Posted by on Apr 10, 2019 in Catholic Action, Monastery, Pope Michael, Sanctification, Vocation | 0 comments

A good mother can simply look over to her children and give THE LOOK. The children know from their mother’s look, what is expected of them and the consequences should they not do what is expected. A lot can be said with a look, and we find this in Sacred Scripture as well.

Jesus had warned Peter that he would deny Him. After doing so, we read: “And the Lord turning looked on Peter. And Peter remembered the word of the Lord, as he had said: Before the cock crow, thou shalt deny me thrice.” (Luke 22:61) Consider what all Jesus communicated in that one look. We find the result in the next verse: “And Peter going out, wept bitterly.” One look brought about repentance.

And now to our main story, which is related in two of the Gospels:

“And behold one came and said to him: Good master, what good shall I do that I may have life everlasting? Who said to him: Why asketh thou me concerning good? One is good, God. But if thou wilt enter into life, keep the commandments. He said to him: Which? And Jesus said: Thou shalt do no murder, Thou shalt not commit adultery, Thou shalt not steal, Thou shalt not bear false witness. Honour thy father and thy mother: and, Thou shalt love thy neighbour as thyself. The young man saith to him: All these I have kept from my youth, what is yet wanting to me? Jesus saith to him: If thou wilt be perfect, go sell what thou hast, and give to the poor, and thou shalt have treasure in heaven: and come follow me. And when the young man had heard this word, he went away sad: for he had great possessions. ” (Matthew 19:16-22)

“And embracing them, and laying his hands upon them, he blessed them. And when he was gone forth into the way, a certain man running up and kneeling before him, asked him, Good Master, what shall I do that I may receive life everlasting? … Thou knowest the commandments: Do not commit adultery, do not kill, do not steal, bear not false witness, do no fraud, honour thy father and mother. But he answering, said to him: Master, all these things I have observed from my youth. And Jesus looking on him, loved him, and said to him: One thing is wanting unto thee: go, sell whatsoever thou hast, and give to the poor, and thou shalt have treasure in heaven; and come, follow me. Who being struck sad at that saying, went away sorrowful: for he had great possessions. (Mark 10:17, 19-22)

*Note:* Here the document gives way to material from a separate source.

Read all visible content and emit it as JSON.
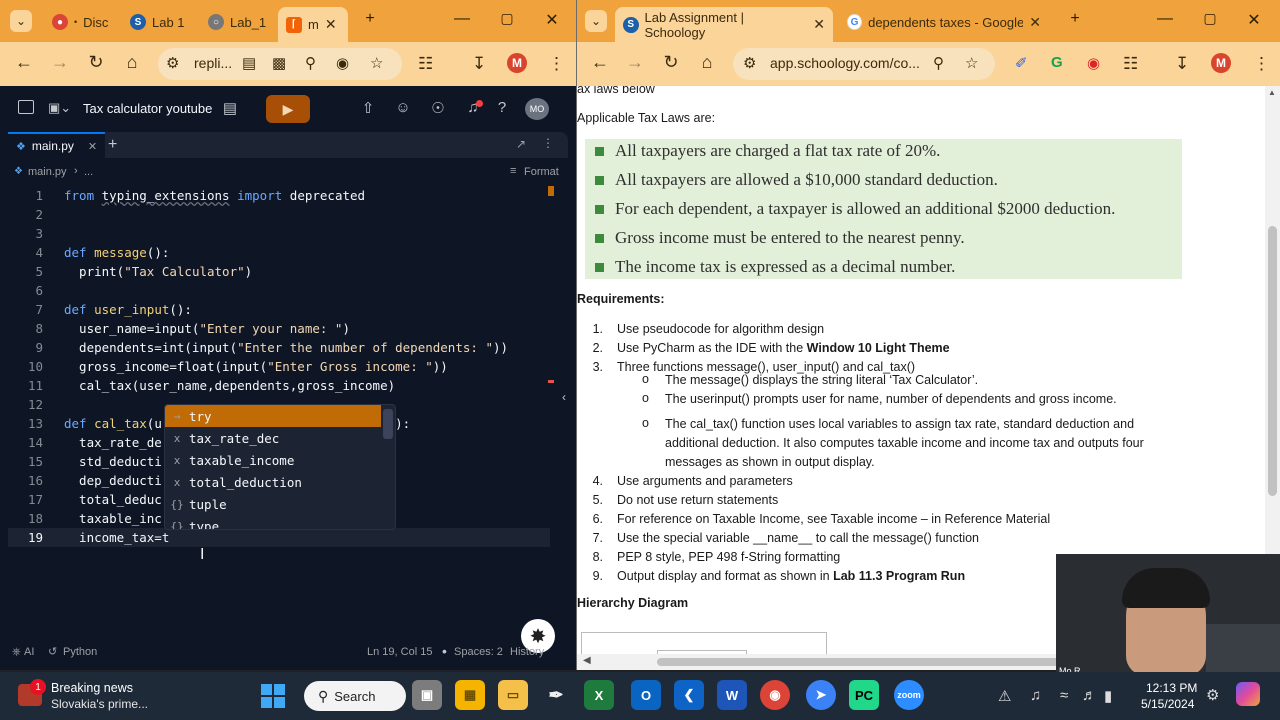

What prompted this man to come to Jesus? We are not told, but we can work out what may have happened. He had heard of Jesus and the Holy Ghost prompting him to go see Jesus, because the Father had a mission for this man. And so he approached Jesus and asked: “Good master, what good shall I do that I may have life everlasting?” Saint Matthew says the man asked: “what is yet wanting to me?” The Holy Ghost had prompted the man to come and the man may have known deep down that God wanted more from him, which prompted him to ask the question.

And what happens next? Saint Mark gives us more detail: “And Jesus looking on him, loved him, and said to him: One thing is wanting unto thee: go, sell whatsoever thou hast, and give to the poor, and thou shalt have treasure in heaven; and come, follow me.” What is translated as looking on him has more meaning in the Latin. The word used is intuit from which we get the word in English intuition. And so this look of Jesus has much meaning. Jesus not only conveyed His message through word, but also through the look on His holy face.

Unfortunately this man was not ready to make the sacrifice, although it appears that he knew what Almighty God wanted from him. He knew God’s will, which is what prompted him to come to Jesus in the first place. When He heard Jesus’ words and knew the will of God through Jesus’ look, instead of doing God’s will, he went out and cried.

The Fathers of the Church are of the opinion that this man lost his soul, because he did not follow Jesus’ advice. Some might argue that this is only a counsel and not a command. However, consider Who is asking. Jesus asked several others to “come follow Me.” What was their response? They left everything at once and followed.

Now the question we must ask our own self: “What is yet wanting to me?” What am I holding back, that Almighty God wants from me? Lent is a good time to ask this question, listen to the answer, and then do what God wants us to do. This is no time to hold anything back, but to give our all to Almighty God. To do otherwise may be an eternal fire hazard.